Except, according to a group of scientists from UC Santa Barbara, University of Oregon and University of Manitoba, icy conditions did exist in the region of the South Pole.
"And it wasn't just a single-valley glacier," said UCSB geologist John Cottle, "it was probably multiple glaciers or a large ice sheet." Contrary to our widely held picture of the Late Cretaceous as "hot everywhere," he said, there's evidence that polar ice existed during that period, even at the height of global greenhouse conditions. The geologists' study is published in the journal Nature Communications.
A Prehistoric Puzzle
Fast-forward to today. Let's pretend we're in Antarctica. It's chilly, it's barren, and we're standing near a large grouping of exposed glassy rock along the Transantarctic Mountains, adjacent to the Ross Ice Shelf, called the Butcher Ridge Igneous Complex (BRIC).
"I actually heard about these rocks when I was a grad student 20 or so years ago, and they're just really weird," Cottle said. Remote, even by today's Antarctic exploration standards, the BRIC is unusual because the rocks' composition and formation are uncharacteristic of nearby rock formations, with, among other things, large amounts of glass and layered alteration that indicates significant physical, chemical or environmental events that changed their mineral composition.
Cottle got the chance to finally sample the BRIC on a recent expedition, and in the process of analyzing how it was formed, he and his team encountered an "unusually large amount of water."
"So you have a really hot rock that interacts with water, and as it cools, incorporates it into the glass," he said. "If you look at the composition, then you can tell something about where that water came from. It can exist as hydroxyl, which tells you that it probably came from the magma, or it could be molecular, which means it is probably external."
What they were expecting to see was that the alteration in the rock was caused by the water already in the magma as it cooled. What they found instead was a record of a climate process that was thought not to have existed at the time.
In their spectroscopic analysis of the samples, the researchers determined that while some of the water indeed originated with magma as it plumed upward from Earth's interior, as the molten rock cooled into glass just beneath the Earth's surface, it also incorporated groundwater.
"We determined that most of the water in these rocks is externally derived," Cottle said. "We then measured the oxygen and hydrogen isotopic composition of the water and it matches very well to the composition of Antarctic snow and ice."
To lock in their result, Cottle and team also conducted argon-argon geochronology to date the rock and its alteration.
"The problem is, these rocks are Jurassic, so about 183 million years old," he said. "So when you measure the alteration, what you don't know is when that happened." They were able to recover the age of the rock (Jurassic), but also found a younger age (Cretaceous). "So when these rocks cooled and were altered," he continued, "it also reset the argon isotope as well, and you can match the age of the alteration to the composition of the alteration."

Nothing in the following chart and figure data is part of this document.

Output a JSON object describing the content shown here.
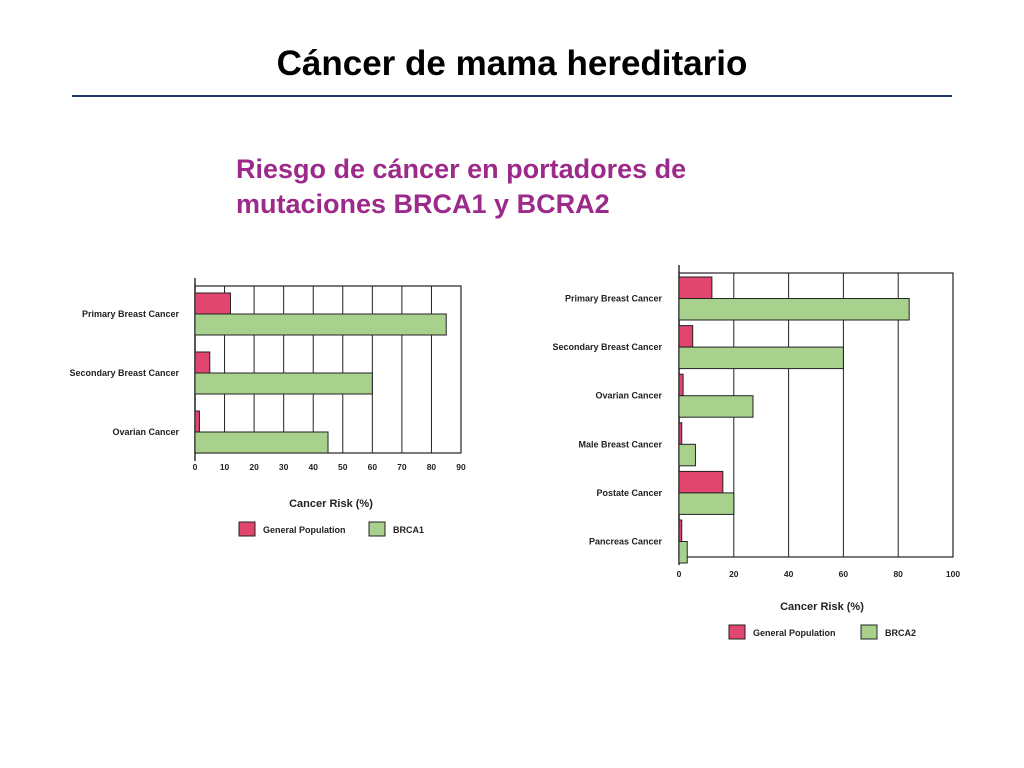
{
  "slide": {
    "title": "Cáncer de mama hereditario",
    "subtitle_line1": "Riesgo de cáncer en portadores de",
    "subtitle_line2": "mutaciones BRCA1 y BCRA2"
  },
  "colors": {
    "general_population": "#e0466e",
    "carrier": "#a9d18e",
    "subtitle": "#9c2a8a",
    "rule": "#1f3a68"
  },
  "chart_data": [
    {
      "type": "bar",
      "orientation": "horizontal",
      "categories": [
        "Primary Breast Cancer",
        "Secondary Breast Cancer",
        "Ovarian Cancer"
      ],
      "series": [
        {
          "name": "General Population",
          "values": [
            12,
            5,
            1.5
          ]
        },
        {
          "name": "BRCA1",
          "values": [
            85,
            60,
            45
          ]
        }
      ],
      "xlabel": "Cancer Risk (%)",
      "xlim": [
        0,
        90
      ],
      "xticks": [
        0,
        10,
        20,
        30,
        40,
        50,
        60,
        70,
        80,
        90
      ],
      "grid": true,
      "legend": "bottom"
    },
    {
      "type": "bar",
      "orientation": "horizontal",
      "categories": [
        "Primary Breast Cancer",
        "Secondary Breast Cancer",
        "Ovarian Cancer",
        "Male Breast Cancer",
        "Postate Cancer",
        "Pancreas Cancer"
      ],
      "series": [
        {
          "name": "General Population",
          "values": [
            12,
            5,
            1.5,
            1,
            16,
            1
          ]
        },
        {
          "name": "BRCA2",
          "values": [
            84,
            60,
            27,
            6,
            20,
            3
          ]
        }
      ],
      "xlabel": "Cancer Risk (%)",
      "xlim": [
        0,
        100
      ],
      "xticks": [
        0,
        20,
        40,
        60,
        80,
        100
      ],
      "grid": true,
      "legend": "bottom"
    }
  ]
}
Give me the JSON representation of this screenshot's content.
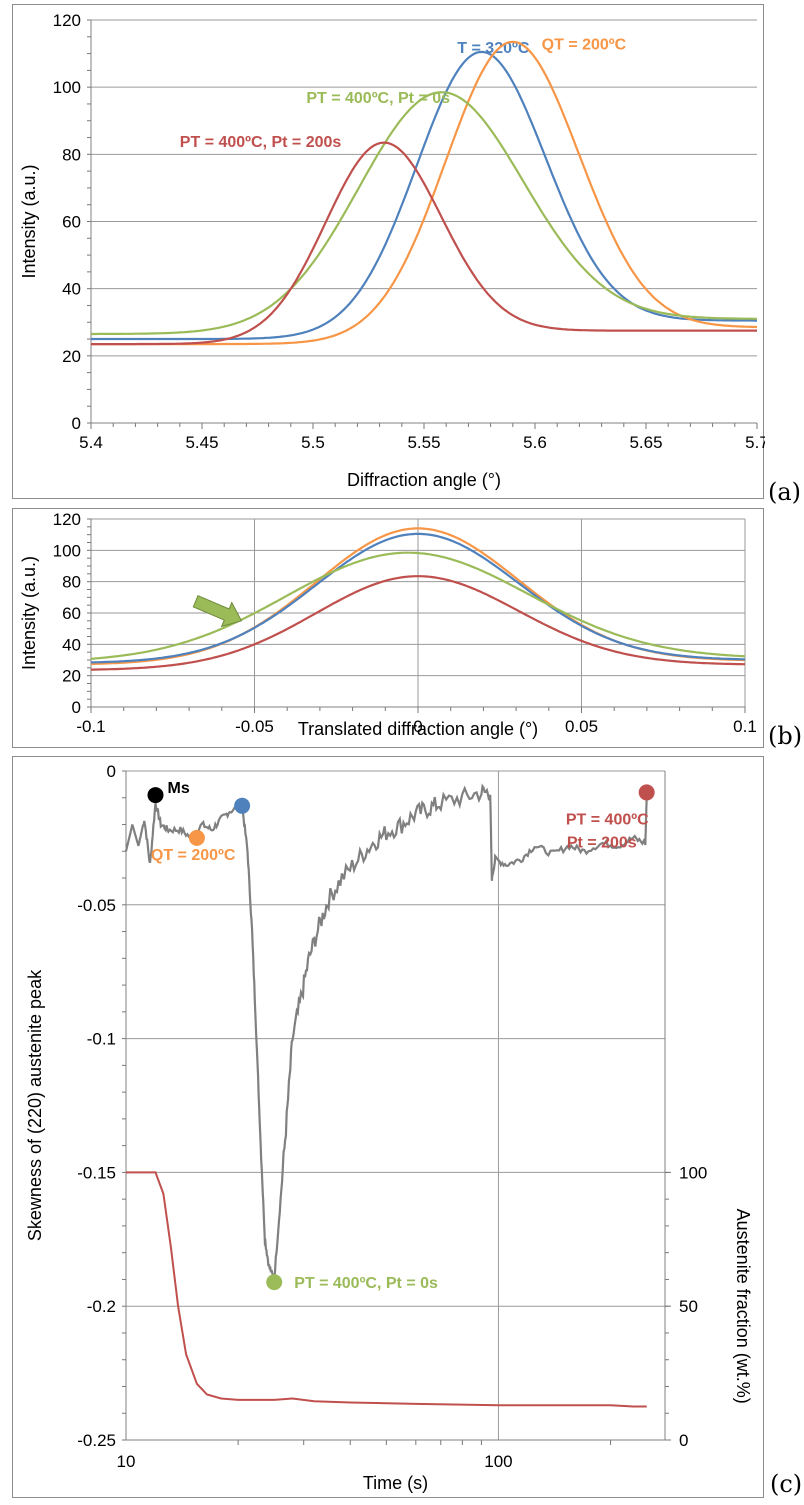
{
  "chart_data": [
    {
      "panel_label": "(a)",
      "type": "line",
      "xlabel": "Diffraction angle (°)",
      "ylabel": "Intensity (a.u.)",
      "xlim": [
        5.4,
        5.7
      ],
      "ylim": [
        0,
        120
      ],
      "x_ticks": [
        "5.4",
        "5.45",
        "5.5",
        "5.55",
        "5.6",
        "5.65",
        "5.7"
      ],
      "y_ticks": [
        "0",
        "20",
        "40",
        "60",
        "80",
        "100",
        "120"
      ],
      "grid": "horizontal",
      "series": [
        {
          "name": "T = 320ºC",
          "color": "#4f81bd",
          "peak_x": 5.576,
          "peak_y": 110.5,
          "width": 0.029,
          "base_left": 25,
          "base_right": 30.5,
          "label_pos": {
            "x": 5.565,
            "y": 112
          }
        },
        {
          "name": "QT = 200ºC",
          "color": "#f79646",
          "peak_x": 5.59,
          "peak_y": 113.5,
          "width": 0.03,
          "base_left": 23.5,
          "base_right": 28.5,
          "label_pos": {
            "x": 5.603,
            "y": 113
          }
        },
        {
          "name": "PT = 400ºC, Pt = 0s",
          "color": "#9bbb59",
          "peak_x": 5.558,
          "peak_y": 98.5,
          "width": 0.037,
          "base_left": 26.5,
          "base_right": 31,
          "label_pos": {
            "x": 5.497,
            "y": 97
          }
        },
        {
          "name": "PT = 400ºC, Pt = 200s",
          "color": "#c0504d",
          "peak_x": 5.532,
          "peak_y": 83.5,
          "width": 0.026,
          "base_left": 23.5,
          "base_right": 27.5,
          "label_pos": {
            "x": 5.44,
            "y": 84
          }
        }
      ]
    },
    {
      "panel_label": "(b)",
      "type": "line",
      "xlabel": "Translated diffraction angle (°)",
      "ylabel": "Intensity (a.u.)",
      "xlim": [
        -0.1,
        0.1
      ],
      "ylim": [
        0,
        120
      ],
      "x_ticks": [
        "-0.1",
        "-0.05",
        "0",
        "0.05",
        "0.1"
      ],
      "y_ticks": [
        "0",
        "20",
        "40",
        "60",
        "80",
        "100",
        "120"
      ],
      "grid": "both",
      "series": [
        {
          "color": "#f79646",
          "peak_x": 0.0,
          "peak_y": 114,
          "width": 0.031,
          "base_left": 27,
          "base_right": 29.5
        },
        {
          "color": "#4f81bd",
          "peak_x": 0.0,
          "peak_y": 110.5,
          "width": 0.031,
          "base_left": 28,
          "base_right": 30
        },
        {
          "color": "#9bbb59",
          "peak_x": -0.003,
          "peak_y": 98.5,
          "width": 0.037,
          "base_left": 28.5,
          "base_right": 31
        },
        {
          "color": "#c0504d",
          "peak_x": 0.0,
          "peak_y": 83.5,
          "width": 0.031,
          "base_left": 23.5,
          "base_right": 27
        }
      ],
      "annotation": {
        "type": "arrow",
        "color": "#9bbb59",
        "from": [
          -0.068,
          67.5
        ],
        "to": [
          -0.054,
          55
        ]
      }
    },
    {
      "panel_label": "(c)",
      "type": "line",
      "xlabel": "Time (s)",
      "ylabel": "Skewness of (220) austenite peak",
      "y2label": "Austenite fraction (wt.%)",
      "xscale": "log",
      "xlim": [
        10,
        280
      ],
      "ylim": [
        -0.25,
        0
      ],
      "y2lim": [
        0,
        100
      ],
      "x_ticks": [
        "10",
        "100"
      ],
      "y_ticks": [
        "-0.25",
        "-0.2",
        "-0.15",
        "-0.1",
        "-0.05",
        "0"
      ],
      "y2_ticks": [
        "0",
        "50",
        "100"
      ],
      "grid": "both",
      "skewness_series": {
        "color": "#808080",
        "points": [
          [
            10,
            -0.03
          ],
          [
            10.4,
            -0.02
          ],
          [
            10.8,
            -0.028
          ],
          [
            11.2,
            -0.018
          ],
          [
            11.6,
            -0.035
          ],
          [
            12,
            -0.012
          ],
          [
            12.4,
            -0.02
          ],
          [
            13,
            -0.022
          ],
          [
            14,
            -0.022
          ],
          [
            15,
            -0.025
          ],
          [
            16,
            -0.02
          ],
          [
            17,
            -0.022
          ],
          [
            18,
            -0.018
          ],
          [
            19,
            -0.015
          ],
          [
            20.5,
            -0.013
          ],
          [
            21.2,
            -0.03
          ],
          [
            21.8,
            -0.06
          ],
          [
            22.4,
            -0.1
          ],
          [
            23,
            -0.14
          ],
          [
            23.6,
            -0.175
          ],
          [
            24.2,
            -0.185
          ],
          [
            25,
            -0.19
          ],
          [
            26,
            -0.16
          ],
          [
            27,
            -0.13
          ],
          [
            28,
            -0.1
          ],
          [
            29.5,
            -0.085
          ],
          [
            31,
            -0.07
          ],
          [
            33,
            -0.058
          ],
          [
            35,
            -0.048
          ],
          [
            38,
            -0.04
          ],
          [
            42,
            -0.033
          ],
          [
            46,
            -0.027
          ],
          [
            50,
            -0.023
          ],
          [
            55,
            -0.02
          ],
          [
            60,
            -0.016
          ],
          [
            65,
            -0.014
          ],
          [
            70,
            -0.012
          ],
          [
            80,
            -0.01
          ],
          [
            90,
            -0.008
          ],
          [
            95,
            -0.008
          ],
          [
            96,
            -0.04
          ],
          [
            98,
            -0.033
          ],
          [
            105,
            -0.035
          ],
          [
            115,
            -0.033
          ],
          [
            125,
            -0.028
          ],
          [
            140,
            -0.031
          ],
          [
            155,
            -0.028
          ],
          [
            170,
            -0.03
          ],
          [
            190,
            -0.027
          ],
          [
            210,
            -0.028
          ],
          [
            230,
            -0.025
          ],
          [
            248,
            -0.027
          ],
          [
            250,
            -0.01
          ]
        ]
      },
      "austenite_series": {
        "color": "#c0504d",
        "points": [
          [
            10,
            100
          ],
          [
            12,
            100
          ],
          [
            12.6,
            92
          ],
          [
            13.2,
            72
          ],
          [
            13.8,
            50
          ],
          [
            14.5,
            32
          ],
          [
            15.5,
            21
          ],
          [
            16.5,
            17
          ],
          [
            18,
            15.5
          ],
          [
            20,
            15
          ],
          [
            25,
            15
          ],
          [
            28,
            15.5
          ],
          [
            32,
            14.5
          ],
          [
            40,
            14
          ],
          [
            60,
            13.5
          ],
          [
            100,
            13
          ],
          [
            150,
            13
          ],
          [
            200,
            13
          ],
          [
            230,
            12.5
          ],
          [
            250,
            12.5
          ]
        ]
      },
      "markers": [
        {
          "name": "Ms",
          "color": "#000000",
          "x": 12,
          "y": -0.009
        },
        {
          "name": "QT = 200ºC",
          "color": "#f79646",
          "x": 15.5,
          "y": -0.025
        },
        {
          "name": "",
          "color": "#4f81bd",
          "x": 20.5,
          "y": -0.013
        },
        {
          "name": "PT = 400ºC, Pt = 0s",
          "color": "#9bbb59",
          "x": 25,
          "y": -0.191
        },
        {
          "name": "PT = 400ºC",
          "name_line2": "Pt = 200s",
          "color": "#c0504d",
          "x": 250,
          "y": -0.008
        }
      ]
    }
  ]
}
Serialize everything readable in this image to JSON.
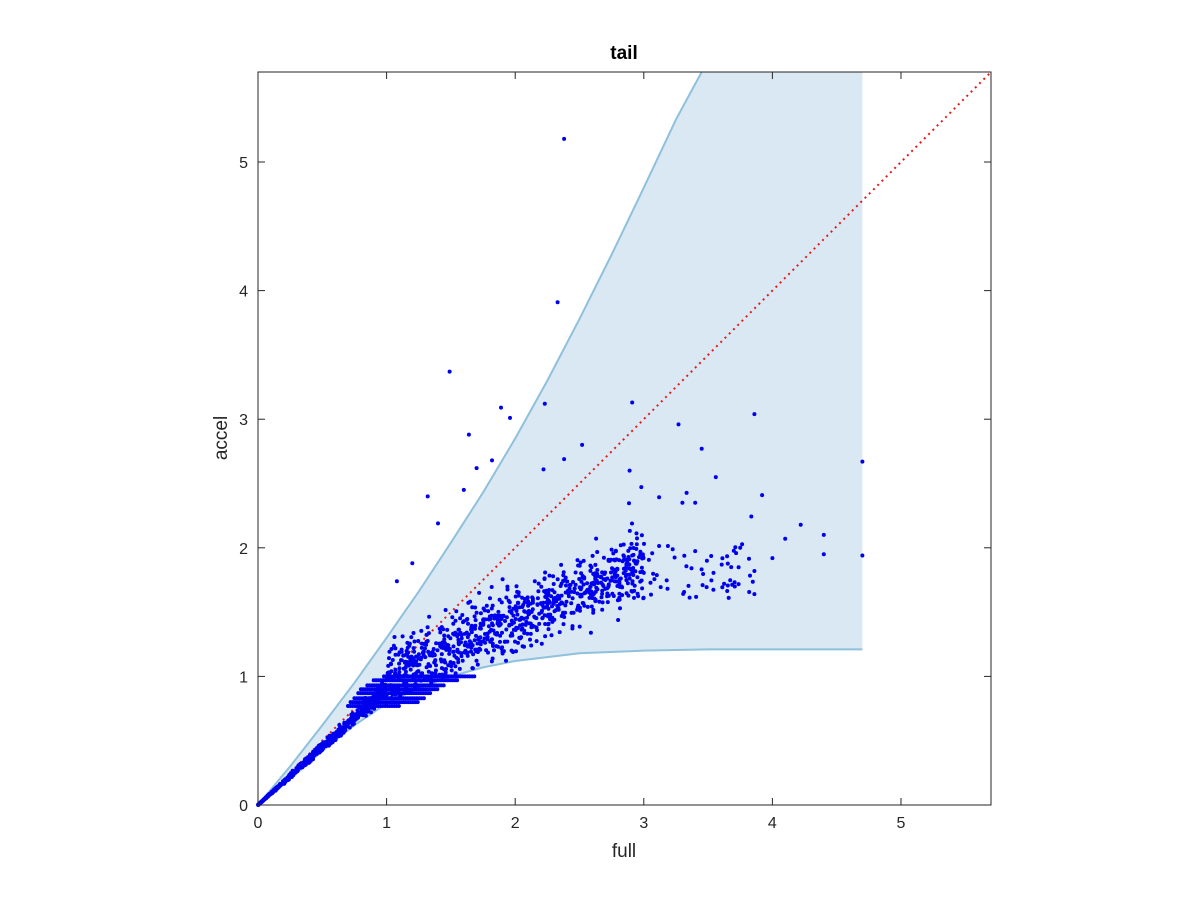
{
  "chart_data": {
    "type": "scatter",
    "title": "tail",
    "xlabel": "full",
    "ylabel": "accel",
    "xlim": [
      0,
      5.7
    ],
    "ylim": [
      0,
      5.7
    ],
    "xticks": [
      "0",
      "1",
      "2",
      "3",
      "4",
      "5"
    ],
    "yticks": [
      "0",
      "1",
      "2",
      "3",
      "4",
      "5"
    ],
    "grid": false,
    "colors": {
      "points": "#0000ee",
      "band_fill": "#d9e8f3",
      "band_edge": "#8fc0dc",
      "reference_line": "#e41a1c",
      "axes": "#262626"
    },
    "reference_line": {
      "x": [
        0,
        5.7
      ],
      "y": [
        0,
        5.7
      ],
      "style": "dotted"
    },
    "band": {
      "upper": {
        "x": [
          0,
          0.25,
          0.5,
          0.75,
          1.0,
          1.25,
          1.5,
          1.75,
          2.0,
          2.25,
          2.5,
          2.75,
          3.0,
          3.25,
          3.45
        ],
        "y": [
          0,
          0.3,
          0.62,
          0.95,
          1.3,
          1.66,
          2.04,
          2.43,
          2.85,
          3.3,
          3.78,
          4.28,
          4.8,
          5.33,
          5.7
        ]
      },
      "top_edge_x": [
        3.45,
        4.7
      ],
      "right_edge_x": 4.7,
      "lower": {
        "x": [
          0,
          0.25,
          0.5,
          0.75,
          1.0,
          1.25,
          1.5,
          1.75,
          2.0,
          2.5,
          3.0,
          3.5,
          4.0,
          4.7
        ],
        "y": [
          0,
          0.2,
          0.42,
          0.62,
          0.79,
          0.91,
          1.0,
          1.07,
          1.12,
          1.18,
          1.2,
          1.21,
          1.21,
          1.21
        ]
      }
    },
    "highlighted_points": [
      {
        "x": 2.38,
        "y": 5.18
      },
      {
        "x": 2.33,
        "y": 3.91
      },
      {
        "x": 1.49,
        "y": 3.37
      },
      {
        "x": 1.89,
        "y": 3.09
      },
      {
        "x": 2.23,
        "y": 3.12
      },
      {
        "x": 2.91,
        "y": 3.13
      },
      {
        "x": 3.86,
        "y": 3.04
      },
      {
        "x": 3.27,
        "y": 2.96
      },
      {
        "x": 1.96,
        "y": 3.01
      },
      {
        "x": 1.64,
        "y": 2.88
      },
      {
        "x": 4.7,
        "y": 2.67
      },
      {
        "x": 3.45,
        "y": 2.77
      },
      {
        "x": 2.52,
        "y": 2.8
      },
      {
        "x": 2.38,
        "y": 2.69
      },
      {
        "x": 3.92,
        "y": 2.41
      },
      {
        "x": 2.22,
        "y": 2.61
      },
      {
        "x": 2.89,
        "y": 2.6
      },
      {
        "x": 1.82,
        "y": 2.68
      },
      {
        "x": 1.7,
        "y": 2.62
      },
      {
        "x": 3.56,
        "y": 2.55
      },
      {
        "x": 4.22,
        "y": 2.18
      },
      {
        "x": 4.4,
        "y": 2.1
      },
      {
        "x": 4.4,
        "y": 1.95
      },
      {
        "x": 4.7,
        "y": 1.94
      },
      {
        "x": 4.1,
        "y": 2.07
      },
      {
        "x": 3.86,
        "y": 1.82
      },
      {
        "x": 3.68,
        "y": 1.85
      },
      {
        "x": 1.32,
        "y": 2.4
      },
      {
        "x": 1.4,
        "y": 2.19
      },
      {
        "x": 1.2,
        "y": 1.88
      },
      {
        "x": 1.08,
        "y": 1.74
      },
      {
        "x": 1.6,
        "y": 2.45
      },
      {
        "x": 3.3,
        "y": 2.35
      },
      {
        "x": 3.4,
        "y": 2.35
      },
      {
        "x": 3.75,
        "y": 2.0
      },
      {
        "x": 4.0,
        "y": 1.92
      }
    ],
    "cluster_rows": [
      {
        "y": 1.0,
        "x_from": 0.98,
        "x_to": 1.7
      },
      {
        "y": 0.97,
        "x_from": 0.9,
        "x_to": 1.55
      },
      {
        "y": 0.93,
        "x_from": 0.85,
        "x_to": 1.45
      },
      {
        "y": 0.9,
        "x_from": 0.8,
        "x_to": 1.4
      },
      {
        "y": 0.87,
        "x_from": 0.78,
        "x_to": 1.35
      },
      {
        "y": 0.83,
        "x_from": 0.75,
        "x_to": 1.3
      },
      {
        "y": 0.8,
        "x_from": 0.72,
        "x_to": 1.25
      },
      {
        "y": 0.77,
        "x_from": 0.7,
        "x_to": 1.1
      }
    ],
    "point_cloud": {
      "count": 1500,
      "x_range": [
        0,
        4.7
      ],
      "dense_x_range": [
        0,
        3.0
      ],
      "note_shape": "clustered near the diagonal at low x, fanning out below the diagonal toward y≈1.5–2.0 for x between 2 and 4"
    }
  }
}
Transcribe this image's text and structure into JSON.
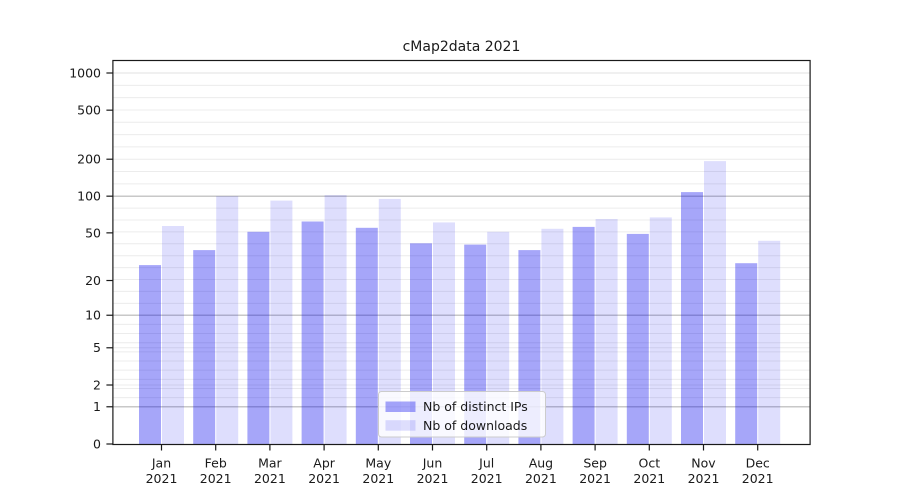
{
  "chart_data": {
    "type": "bar",
    "title": "cMap2data 2021",
    "categories": [
      "Jan",
      "Feb",
      "Mar",
      "Apr",
      "May",
      "Jun",
      "Jul",
      "Aug",
      "Sep",
      "Oct",
      "Nov",
      "Dec"
    ],
    "x_year": "2021",
    "series": [
      {
        "name": "Nb of distinct IPs",
        "color": "rgba(0,0,238,0.35)",
        "values": [
          27,
          36,
          51,
          62,
          55,
          41,
          40,
          36,
          56,
          49,
          108,
          28
        ]
      },
      {
        "name": "Nb of downloads",
        "color": "rgba(0,0,238,0.13)",
        "values": [
          57,
          100,
          92,
          102,
          95,
          61,
          51,
          54,
          65,
          67,
          193,
          43
        ]
      }
    ],
    "y_axis": {
      "scale": "symlog (position proportional to ln(1+value))",
      "ticks": [
        0,
        1,
        2,
        5,
        10,
        20,
        50,
        100,
        200,
        500,
        1000
      ],
      "major_gridline_values": [
        1,
        10,
        100
      ],
      "range": [
        0,
        1277
      ]
    },
    "grid": "on",
    "legend_position": "bottom-center",
    "colors": {
      "bars_dark_on_white": "#a6a6f9",
      "bars_light_on_white": "#dedefd",
      "major_grid": "#b5b5b5",
      "minor_grid": "#ececec",
      "spine": "#1a1a1a",
      "legend_border": "#cccccc"
    }
  }
}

There are other, similar volcanic rocks roughly 700 km north of the BRIC that also have a Cretaceous alteration age, indicating that polar glaciation might have been regionally extensive in Antarctica during that time. "What we'd like to do is go to other places in Antarctica and see if we can determine the scale of the glaciation, if we recover the same results that we've already found," he said.
Finding evidence of large ice sheets dating back to the Cretaceous might not alter our general picture of a hot and humid Earth at that time, Cottle said, "but we would have to think about the Cretaceous and Antarctica quite differently than we do now."